Tools and Techniques for Quantities Risk Analysis 

• Data gathering & representation techniques
  • Interviewing–You can carry out interviews in order to gather an optimistic (low), pessimistic (high), and most likely scenarios.
  •  Probability distributions– Continuous probability distributions are used extensively in modeling and simulations and represent the uncertainty in values such as tasks durations or cost of project components\ work packages. These distributions may help us perform quantitative analysis. Discrete distributions can be used to represent uncertain events (an outcome of a test or  possible scenario in a decision tree)
• Quantitative risk analysis & modeling techniques- commonly used for event-oriented as well as project-oriented analysis:
  • Sensitivity analysis – For determining which risks may have the most potential impact on the project. In sensitivity analysis one looks at the effect of varying the inputs of a mathematical model on the output of the model itself. Examining the effect of the uncertainty of each project element to a specific project objective, when all other uncertain elements are held at their baseline values. There may be presented through a tornado diagram.

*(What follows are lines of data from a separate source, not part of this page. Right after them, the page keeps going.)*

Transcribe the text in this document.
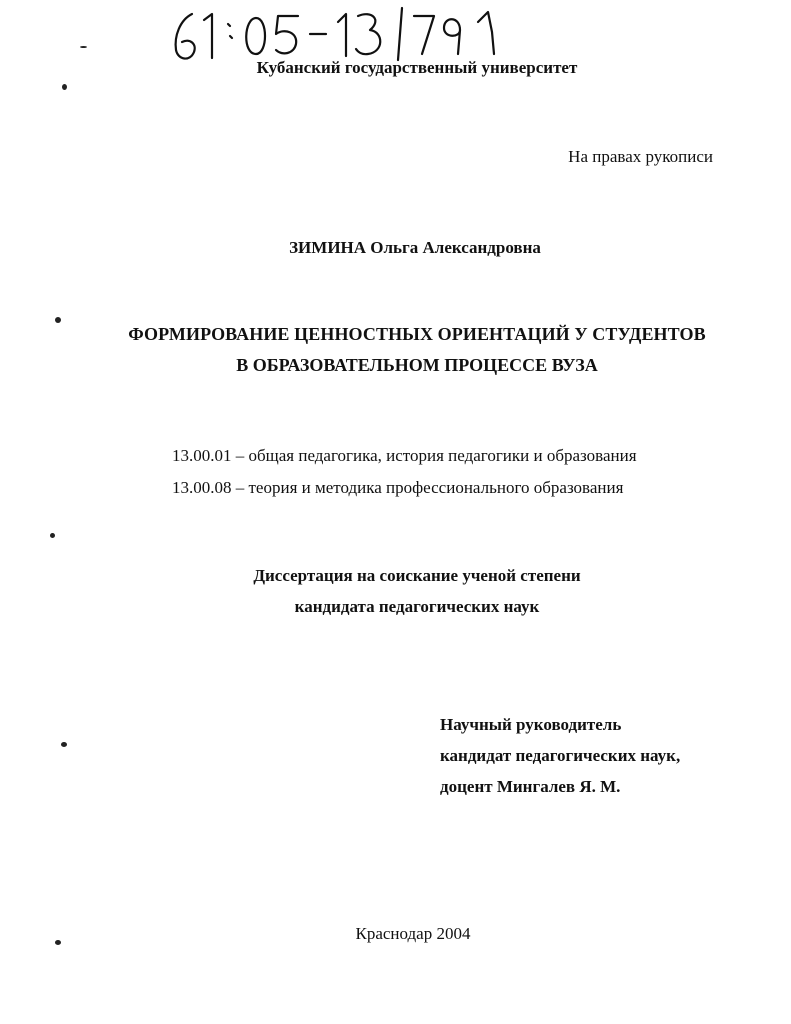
Кубанский государственный университет
На правах рукописи
ЗИМИНА Ольга Александровна
ФОРМИРОВАНИЕ ЦЕННОСТНЫХ ОРИЕНТАЦИЙ У СТУДЕНТОВ
В ОБРАЗОВАТЕЛЬНОМ ПРОЦЕССЕ ВУЗА
13.00.01 – общая педагогика, история педагогики и образования
13.00.08 – теория и методика профессионального образования
Диссертация на соискание ученой степени
кандидата педагогических наук
Научный руководитель
кандидат педагогических наук,
доцент Мингалев Я. М.
Краснодар 2004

  • Expected Monetary Value analysis (EMV) – A statistical concept that calculates the average outcome when the future includes scenarios that may or may not happen (generally: opportunities are positive values, risks are negative values). These are commonly used in a decision tree analysis.

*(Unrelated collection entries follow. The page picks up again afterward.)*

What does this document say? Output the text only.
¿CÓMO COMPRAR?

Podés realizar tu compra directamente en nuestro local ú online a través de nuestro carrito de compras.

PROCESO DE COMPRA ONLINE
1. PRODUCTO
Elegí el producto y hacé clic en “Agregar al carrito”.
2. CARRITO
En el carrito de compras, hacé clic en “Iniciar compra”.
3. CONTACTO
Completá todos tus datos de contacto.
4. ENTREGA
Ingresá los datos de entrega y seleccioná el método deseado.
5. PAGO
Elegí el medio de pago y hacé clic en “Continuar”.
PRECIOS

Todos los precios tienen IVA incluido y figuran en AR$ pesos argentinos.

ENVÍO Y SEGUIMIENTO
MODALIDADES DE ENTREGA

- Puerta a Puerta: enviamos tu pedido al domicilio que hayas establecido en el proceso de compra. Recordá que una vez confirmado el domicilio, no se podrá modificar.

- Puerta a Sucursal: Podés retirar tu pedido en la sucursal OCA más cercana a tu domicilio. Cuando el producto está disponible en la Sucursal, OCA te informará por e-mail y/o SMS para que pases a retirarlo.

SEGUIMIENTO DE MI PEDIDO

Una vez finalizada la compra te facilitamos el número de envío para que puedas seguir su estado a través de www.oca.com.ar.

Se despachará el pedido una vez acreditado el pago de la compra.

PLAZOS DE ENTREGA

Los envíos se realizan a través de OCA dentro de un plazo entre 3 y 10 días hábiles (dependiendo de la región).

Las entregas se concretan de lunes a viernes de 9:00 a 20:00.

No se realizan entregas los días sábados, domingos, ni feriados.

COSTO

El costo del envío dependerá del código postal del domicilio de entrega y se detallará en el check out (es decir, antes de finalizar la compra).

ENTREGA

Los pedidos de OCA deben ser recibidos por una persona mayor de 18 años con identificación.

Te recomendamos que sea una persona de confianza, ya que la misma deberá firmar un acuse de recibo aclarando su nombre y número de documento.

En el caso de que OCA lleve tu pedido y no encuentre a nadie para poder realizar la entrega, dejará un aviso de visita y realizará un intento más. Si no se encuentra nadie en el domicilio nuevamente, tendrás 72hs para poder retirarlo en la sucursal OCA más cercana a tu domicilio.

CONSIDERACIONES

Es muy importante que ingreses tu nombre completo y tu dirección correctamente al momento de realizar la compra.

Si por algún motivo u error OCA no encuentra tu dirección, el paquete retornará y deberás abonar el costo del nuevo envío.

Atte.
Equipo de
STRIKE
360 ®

  • Modeling & simulation – A project simulation, which uses a model that translates the specific detailed uncertainties of the project into their potential impact on project objectives, usually iterative. Monte Carlo  is an example for a iterative simulation.
• Cost risk analysis - cost estimates are used as input values, chosen randomly for each iteration (according to probability distributions of these values), total cost will be calculated.
• Schedule risk analysis - duration estimates & network diagrams are used as input values, chosen at random for each iteration (according to probability distributions of these values), completion date will be calculated. One can check the probability of completing the project by a certain date or within a certain cost constraint.
•  Expert judgment – used for identifying potential cost & schedule impacts, evaluate probabilities, interpretation of data, identify weaknesses of the tools, as well as their strengths, defining when is a specific tool more appropriate, considering organization’s capabilities & structure, and more.

 Risk Response Planning 

• Risk reassessment – project risk reassessments should be regularly scheduled for reassessment of current risks and closing of risks. Monitoring and controlling Risks may also result in identification of new risks.
• Risk audits – examining and documenting the effectiveness of risk responses in dealing with identified risks and their root causes, as well as the effectiveness of the risk management process. Project Manager’s responsibility is to ensure the risk audits are performed at an appropriate frequency, as defined in the risk management plan. The format for the audit and its objectives should be clearly defined before the audit is conducted.
• Variance and trend analysis – using performance information for comparing planned results to the actual results, in order to control and monitor risk events and to identify trends in the project’s execution. Outcomes from this analysis may forecast potential deviation (at completion) from cost and schedule targets.
• Technical performance measurement – Comparing technical accomplishments during project execution to the project management plan’s schedule. It is required that objectives will be defined through quantifiable measures of technical performance, in order to compare actual results against targets.
• Reserve analysis – compares the amount of remaining contingency reserves (time and cost) to the amount of remaining risks in order to determine if the amount of remaining reserves is enough.
• Status meetings – Project risk management should be an agenda item at periodic status meetings, as frequent discussion about risk makes it more likely that people will identify risks and opportunities or advice regarding responses.